Google, la salute al polso

Mountain View non perde di vista il settore dell'e-health: sta lavorando a un nuovo dispositivo indossabile per raccogliere dati dei pazienti e trasferirli ai medici

Roma - Il laboratorio d'avanguardia Google X ha sviluppato una nuova fascia da polso per raccogliere diversi dati sulla persona che lo indossa, tra cui la temperatura ed il battito cardiaco.

La nuova idea si aggiunge ai progetti già avviati da Mountain View nel campo biomedico, come le lenti a contatto per misurare il livello di glucosio e tenere sotto controllo il diabete e il suo esperimento di pelle sintetica e braccialetto in grado di individuare l'eventuale presenza di una formazione tumorale, con l'obiettivo di rivoluzionare la medicina diagnostica in campo oncologico.
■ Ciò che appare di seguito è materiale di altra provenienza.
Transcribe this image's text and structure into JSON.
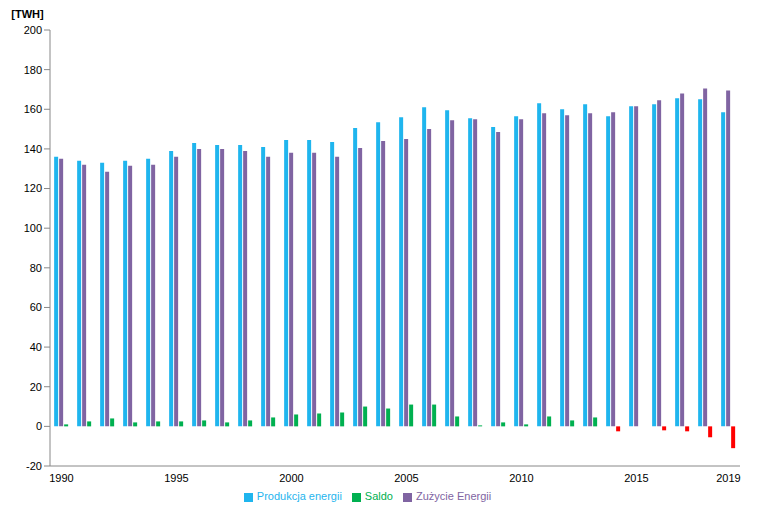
{
  "chart_data": {
    "type": "bar",
    "y_label": "[TWH]",
    "categories": [
      "1990",
      null,
      null,
      null,
      null,
      "1995",
      null,
      null,
      null,
      null,
      "2000",
      null,
      null,
      null,
      null,
      "2005",
      null,
      null,
      null,
      null,
      "2010",
      null,
      null,
      null,
      null,
      "2015",
      null,
      null,
      null,
      "2019"
    ],
    "series": [
      {
        "name": "Produkcja energii",
        "color": "#1fb5ee",
        "values": [
          136,
          134,
          133,
          134,
          135,
          139,
          143,
          142,
          142,
          141,
          144.5,
          144.5,
          143.5,
          150.5,
          153.5,
          156,
          161,
          159.5,
          155.5,
          151,
          156.5,
          163,
          160,
          162.5,
          156.5,
          161.5,
          162.5,
          165.5,
          165,
          158.5
        ]
      },
      {
        "name": "Zużycie Energii",
        "color": "#8064a2",
        "values": [
          135,
          132,
          128.5,
          131.5,
          132,
          136,
          140,
          140,
          139,
          136,
          138,
          138,
          136,
          140.5,
          144,
          145,
          150,
          154.5,
          155,
          148.5,
          155,
          158,
          157,
          158,
          158.5,
          161.5,
          164.5,
          168,
          170.5,
          169.5
        ]
      },
      {
        "name": "Saldo",
        "color": "#00b050",
        "colors": [
          "#00b050",
          "#00b050",
          "#00b050",
          "#00b050",
          "#00b050",
          "#00b050",
          "#00b050",
          "#00b050",
          "#00b050",
          "#00b050",
          "#00b050",
          "#00b050",
          "#00b050",
          "#00b050",
          "#00b050",
          "#00b050",
          "#00b050",
          "#00b050",
          "#00b050",
          "#00b050",
          "#00b050",
          "#00b050",
          "#00b050",
          "#00b050",
          "#ff0000",
          "#00b050",
          "#ff0000",
          "#ff0000",
          "#ff0000",
          "#ff0000"
        ],
        "values": [
          1,
          2.5,
          4,
          2,
          2.5,
          2.5,
          3,
          2,
          3,
          4.5,
          6,
          6.5,
          7,
          10,
          9,
          11,
          11,
          5,
          0.5,
          2,
          1,
          5,
          3,
          4.5,
          -2.5,
          0,
          -2,
          -2.5,
          -5.5,
          -11
        ]
      }
    ],
    "ylim": [
      -20,
      200
    ],
    "yticks": [
      -20,
      0,
      20,
      40,
      60,
      80,
      100,
      120,
      140,
      160,
      180,
      200
    ],
    "grid": false,
    "legend": "bottom"
  }
}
Tutto ciò si distingue dai device Android Wear perché è pensato specificatamente per uso medico: a differenza di Google Fit, dunque, non si limita a tracciare dati superficiali legati all'attività fisica di chi lo utilizza.
La nuova fascia, costruita intorno a sensori per rilevare i dati e quanto necessario per inviarli, è destinata ad essere impiegata da dottori e pazienti per i checkup sanitari, tanto che il dispositivo non è destinato al mercato consumer ed ha un prezzo di circa 1.500 dollari.

L'idea, secondo Andry Conrad, ai vertici del team scientifico di Google, è quello di "arrivare ad una tecnologia in grado di sbloccare una serie di possibilità di monitoraggio e raccolta continua di dati medici". Individuando l'obiettivo finale del suo progetto, Conrad cita Star Trek ed il Tricorder, in grado di effettuare diagnosi accurate ed immediate.
Questo, naturalmente, solleva diverse questioni legate alla privacy: d'altronde già Apple è stata chiamata a rapporto dalla Federal Trade Commission (per il momento per un confronto e non per un'indagine) per approfondire le modalità con cui la piattaforma HealthKit gestisce i dati relativi alle funzioni biologiche dei suoi utenti raccolti dai dispositivi con la Mela.

Come per le lenti a contatto e per tutti gli altri prodotti medicali, d'altronde, Google dovrebbe essersi rivolta alla Food and Drug Administration per ottenere i primi permessi per condurre i test clinici che dovrebbero iniziare questa estate.